Par ailleurs, le PNUE relève un autre écart, cette fois non pas entre la science et l’ambition, mais entre l’ambition 2030 et l’ambition 2050. Le PNUE pointe l’important écart entre le niveau d’ambition des objectifs de neutralité carbone en 2050 fixés par de nombreux pays du monde et le niveau d’ambition insuffisant des NDC actuelles pour l’horizon 2030. Pour accomplir des progrès considérables, d’ici 2030, vers la réalisation des objectifs de l’Accord de Paris, deux actions doivent d’urgence être mises en œuvre, selon le PNUE : d’une part, davantage de pays doivent élaborer et soumettre des stratégies bas-carbone 2050 qui soient compatibles avec les objectifs de l’Accord de Paris, et d’autre part, des NDC nouvelles ou des NDC mises à jour qui soient compatibles avec les objectifs de neutralité carbone en 2050 doivent être élaborées et soumises à la CCNUCC.

 

L’écart entre la réduction envisagée et les réductions effectuées

L’effort collectif mondial consenti à ce jour est donc largement insuffisant : la mise en œuvre des NDC actuelles entraînerait une hausse des températures moyennes mondiales à l’horizon 2100 comprise entre +3°C et +3,2°C (source : Emissions Gap Report 2020), à supposer que les engagements actuels soient intégralement respectés, ce qui est loin d’être acquis à ce stade.
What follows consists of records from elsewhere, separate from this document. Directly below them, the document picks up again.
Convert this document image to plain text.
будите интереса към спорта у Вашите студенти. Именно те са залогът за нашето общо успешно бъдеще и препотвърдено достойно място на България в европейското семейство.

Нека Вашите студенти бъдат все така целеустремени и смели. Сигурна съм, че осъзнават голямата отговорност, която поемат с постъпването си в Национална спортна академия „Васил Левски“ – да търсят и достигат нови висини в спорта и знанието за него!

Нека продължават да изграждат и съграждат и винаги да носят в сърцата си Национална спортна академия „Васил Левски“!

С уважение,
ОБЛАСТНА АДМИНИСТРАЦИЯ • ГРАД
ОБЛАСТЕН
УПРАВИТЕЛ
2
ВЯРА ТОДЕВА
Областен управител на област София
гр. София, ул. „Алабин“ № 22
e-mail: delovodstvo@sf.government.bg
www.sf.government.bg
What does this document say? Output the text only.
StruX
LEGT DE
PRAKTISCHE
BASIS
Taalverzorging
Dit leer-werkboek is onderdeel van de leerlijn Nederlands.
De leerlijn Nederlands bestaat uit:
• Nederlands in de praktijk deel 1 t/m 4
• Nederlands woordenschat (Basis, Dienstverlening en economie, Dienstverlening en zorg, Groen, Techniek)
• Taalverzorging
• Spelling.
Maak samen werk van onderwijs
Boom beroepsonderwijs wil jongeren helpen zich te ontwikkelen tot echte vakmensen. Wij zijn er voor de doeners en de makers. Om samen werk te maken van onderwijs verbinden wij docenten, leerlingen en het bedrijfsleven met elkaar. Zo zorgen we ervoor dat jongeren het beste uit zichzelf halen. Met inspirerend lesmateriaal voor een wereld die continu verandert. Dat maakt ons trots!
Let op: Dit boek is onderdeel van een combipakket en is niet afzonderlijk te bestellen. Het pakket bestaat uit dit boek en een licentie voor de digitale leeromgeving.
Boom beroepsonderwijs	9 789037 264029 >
Il faut certes combler l’écart entre l’ambition des Parties et la science, mais il faut avant et surtout combler l’écart entre l’ambition et l’action (la mise en œuvre concrète des engagements inscrits dans les NDC).

 

La trajectoire climat mondiale se trouve ainsi dans une double incohérence :

– entre les objectifs de l’Accord de Paris et les engagements des Parties (NDC), mais aussi

– entre ces mêmes engagements, et les actions mise en œuvre pour les atteindre.

 

Par conséquent, il faut que les engagements à long terme (2050) des Parties se traduisent :

– dans les engagements à moyen terme (2030) via les NDC,

– dans les politiques et mesures à prévoir pour réaliser ces engagements 2030,

– dans les politiques et mesures à court terme, notamment dans leurs plans de relance post-Covid-19.

 

(1)75 Parties couvrant 48 NDC puisque l’UE-27 a soumis une NDC unique pour ses 27 Etats membres.